(By Random Roger) A long time reader left the following;
Dr. Hussman has been convinced that we are going down 50% yesterday. i expect his next post to be written in a bomb shelter. The man is really bright, and a deep thinker. What do you see that he is missing , or vis versa?
John Hussman has influenced my approach in a couple of ways as I have spelled out many times before. He thinks in terms of the entire stock market cycle and weighs the current environment for risk factors and positives to draw a conclusion that determines how he constructs the portfolios he manages. In terms of walking the walk on taking bits of process from various sources to create your own process, the above is what I take from Hussman.
My recollection is that more often than not over the course of many years he has weighed the positives and negatives and drawn a negative conclusions (this blog popped up on his radar once so Dr. Hussman feel free to correct me if I have this wrong).
Where I differ with Dr. Hussman is that don't rely as much as should happen
as I believe he does. Based on the fundamentals I would say there is no way the market should have gone up anywhere near the amount that it has in the last 40 months but it has, the SPX has more than doubled. I have said many times before that market history is full of examples of the market doing what it shouldn't.

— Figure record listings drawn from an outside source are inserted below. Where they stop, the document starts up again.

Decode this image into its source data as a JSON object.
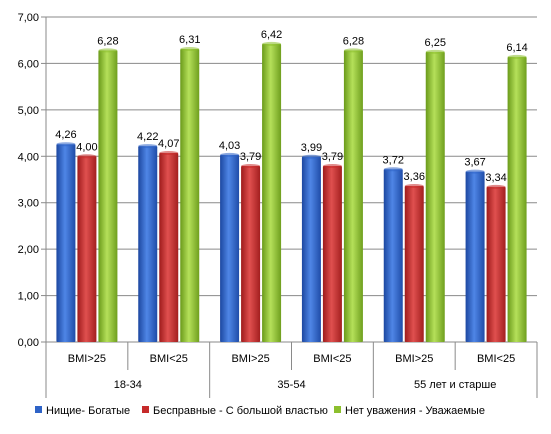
{
  "chart_data": {
    "type": "bar",
    "title": "",
    "xlabel": "",
    "ylabel": "",
    "ylim": [
      0,
      7
    ],
    "yticks": [
      "0,00",
      "1,00",
      "2,00",
      "3,00",
      "4,00",
      "5,00",
      "6,00",
      "7,00"
    ],
    "groups": [
      {
        "label": "18-34",
        "categories": [
          "BMI>25",
          "BMI<25"
        ]
      },
      {
        "label": "35-54",
        "categories": [
          "BMI>25",
          "BMI<25"
        ]
      },
      {
        "label": "55 лет и старше",
        "categories": [
          "BMI>25",
          "BMI<25"
        ]
      }
    ],
    "categories": [
      "BMI>25",
      "BMI<25",
      "BMI>25",
      "BMI<25",
      "BMI>25",
      "BMI<25"
    ],
    "series": [
      {
        "name": "Нищие- Богатые",
        "color": "#2e63c7",
        "values": [
          4.26,
          4.22,
          4.03,
          3.99,
          3.72,
          3.67
        ],
        "labels": [
          "4,26",
          "4,22",
          "4,03",
          "3,99",
          "3,72",
          "3,67"
        ]
      },
      {
        "name": "Бесправные - С большой властью",
        "color": "#c62a2a",
        "values": [
          4.0,
          4.07,
          3.79,
          3.79,
          3.36,
          3.34
        ],
        "labels": [
          "4,00",
          "4,07",
          "3,79",
          "3,79",
          "3,36",
          "3,34"
        ]
      },
      {
        "name": "Нет уважения - Уважаемые",
        "color": "#8cbf2e",
        "values": [
          6.28,
          6.31,
          6.42,
          6.28,
          6.25,
          6.14
        ],
        "labels": [
          "6,28",
          "6,31",
          "6,42",
          "6,28",
          "6,25",
          "6,14"
        ]
      }
    ],
    "legend_position": "bottom",
    "grid": true
  }
}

I believe my use of the 200 DMA (which comes from Jim Stack) addresses this. If a 50% decline is coming to an S&P 500 near you then it will get there by way of 1316 which is where the 200 DMA is currently. While it is vitally important to be disciplined to whatever strategy you use it is also important to assess current events when you do take defensive action (assessing current events obviously needs to be done constantly). In late 2007/early 2008 the yield curve was inverted, the 2% rule (which comes from Ken Fisher) was kicking in and the 200 DMA line was sloping downward all in addition to the breach.
Those are all market indicators and of course fundamental indicators were not looking good either. To me this was reason to not give the benefit of the doubt to the market and to move a little more aggressively toward defense. The last couple of summers there were fewer negatives in place when the 200 DMA breaches occurred. This meant staying disciplined first and foremost but allowed for being less aggressive with defensive action.
If a strategy relies too much on what should be
based on the fundamentals then you might convince yourself to never have any net long exposure. But as mentioned above the fundamentals stink for lack of natural demand created by many desperate policies enacted by the Fed and Treasury and yet the market is up a lot in the last three years (repeated for emphasis).
As for the market possibly dropping 50% for a third time since the tech bubble, this has a low probability in my opinion. 50% declines in developed markets don't happen that often. That it happened twice is truly stunning but it happened so it can happen a third time, I just think the probability is low. I also believe that the market will give multiple warnings that the chances of a 50% decline have increased as was the case in the tech wreck and then the financial crisis. In that light I believe you can wait until the market does warn of a large decline in the manner I describe above.